One company Digital Folio, which offers a competing product to Amazon’s feature, says its lawyers warned the feature could be copyright infringement. Patrick Carter, chief executive of the company, says Amazon may have overstepped its bounds by more directly tinkering with the code of the sites it is targeting. His site was toying with doing the same thing, but his lawyers recommended against it, saying it was in dangerous legal territory on copyright. Instead, his company decided to not overlay retail sites, but created a sidebar that sits to the left of the sites.

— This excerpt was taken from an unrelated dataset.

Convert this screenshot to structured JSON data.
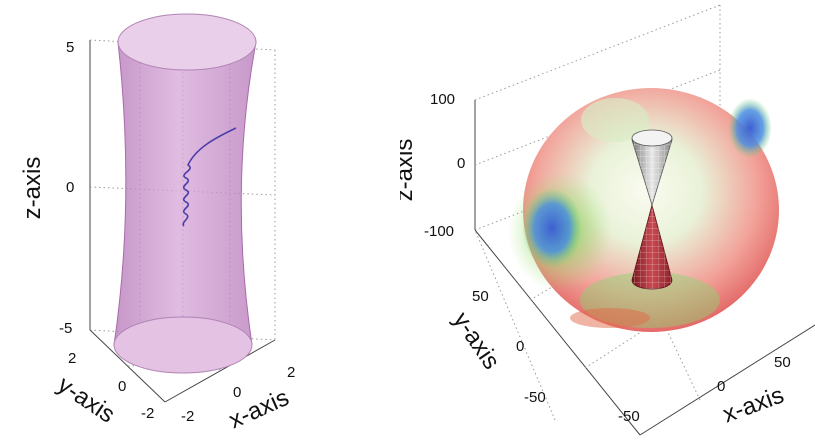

Rony Sagy, another San Francisco-based lawyer specialized in intellectual property, is more careful. She says Amazon is playing hardball, but is not doing anything illegal. After all, users are choosing to download the Wish List feature to their browser, and she says copyright claims in this case are somewhat farfetched. Use of the images could be considered “fair use,” she says.
More disturbing, however, is that Amazon is quietly grabbing lots of data about a user’s surfing and buying habits, she says, as well as covertly tracking pricing strategies of its competitors, all the while not clearly disclosing exactly what it is doing with that data.
The Amazon feature may infringe on Walmart’s Terms of Use. Walmart’s terms state that third parties are not allowed to “modify” its site or any of its content. They continue: “The Contents and software on this Site may be used only as a shopping resource. Any other use, including the reproduction, modification, distribution, transmission, republication, display, or performance, of the Contents on this Site is strictly prohibited.”
When I asked Walmart for comment, spokeswoman Amy Lester said the company is fine with the Amazon Universal Wish List because it does “not impact our code or a customer’s privacy on our site in any way.” She did not address the apparent violation of Walmart’s terms of use. Sears and Best Buy declined comment.
Digital Folio’s Carter says Walmart takes a strict interpretation when it says there’s no code impact, because there really is a form of intrusion happening (see screenshots of the code, and note the difference between the “HTML after” code and the “HTML before”.)
Carter continues: “It seems that Walmart may be saying it’s fine for Amazon to deliver any content they want now and in the future at Walmart.com, which seems to be a very risky position….What if later the Amazon’s pop-up grows in size to cover up nearly all of Walmart.com, delivers a discount to undercut the Walmart price, or delivers text, ads, or other content the site owner does not agree with — yet it is all conduct on top of and within the browsing window for Walmart.com?
Carter suggests that targeted retailers such as Walmart may not have expressed outrage because they may be developing or planning script-injection features themselves.
Carter’s Amazon-like product, Digital Folio, does not interfere with the site that you’re on. Moreover, it is independent from Amazon or other sites, and so aims to be an honest broker in pulling the best price and product specs for you (see a video of how the Digital Folio product works below). Digital Folio also shows pricing history, something that Amazon doesn’t do. Digital Folio does this by showing the prices that all of its users are seeing on specific items around the Web. This crowd-sourcing model also helps avoid the criticism that Amazon gets for keeping its own price gathering activities private.
Finally, note the video at bottom which shows how Amazon appears to even interfere with the site of a company called Tesco, causing the product in question to even disappear momentarily at times from Tesco’s site.
My own bet is that Amazon won’t get called out on this in the courts just yet, unless it goes a lot further. In the meantime, look for other sites to get more aggressive.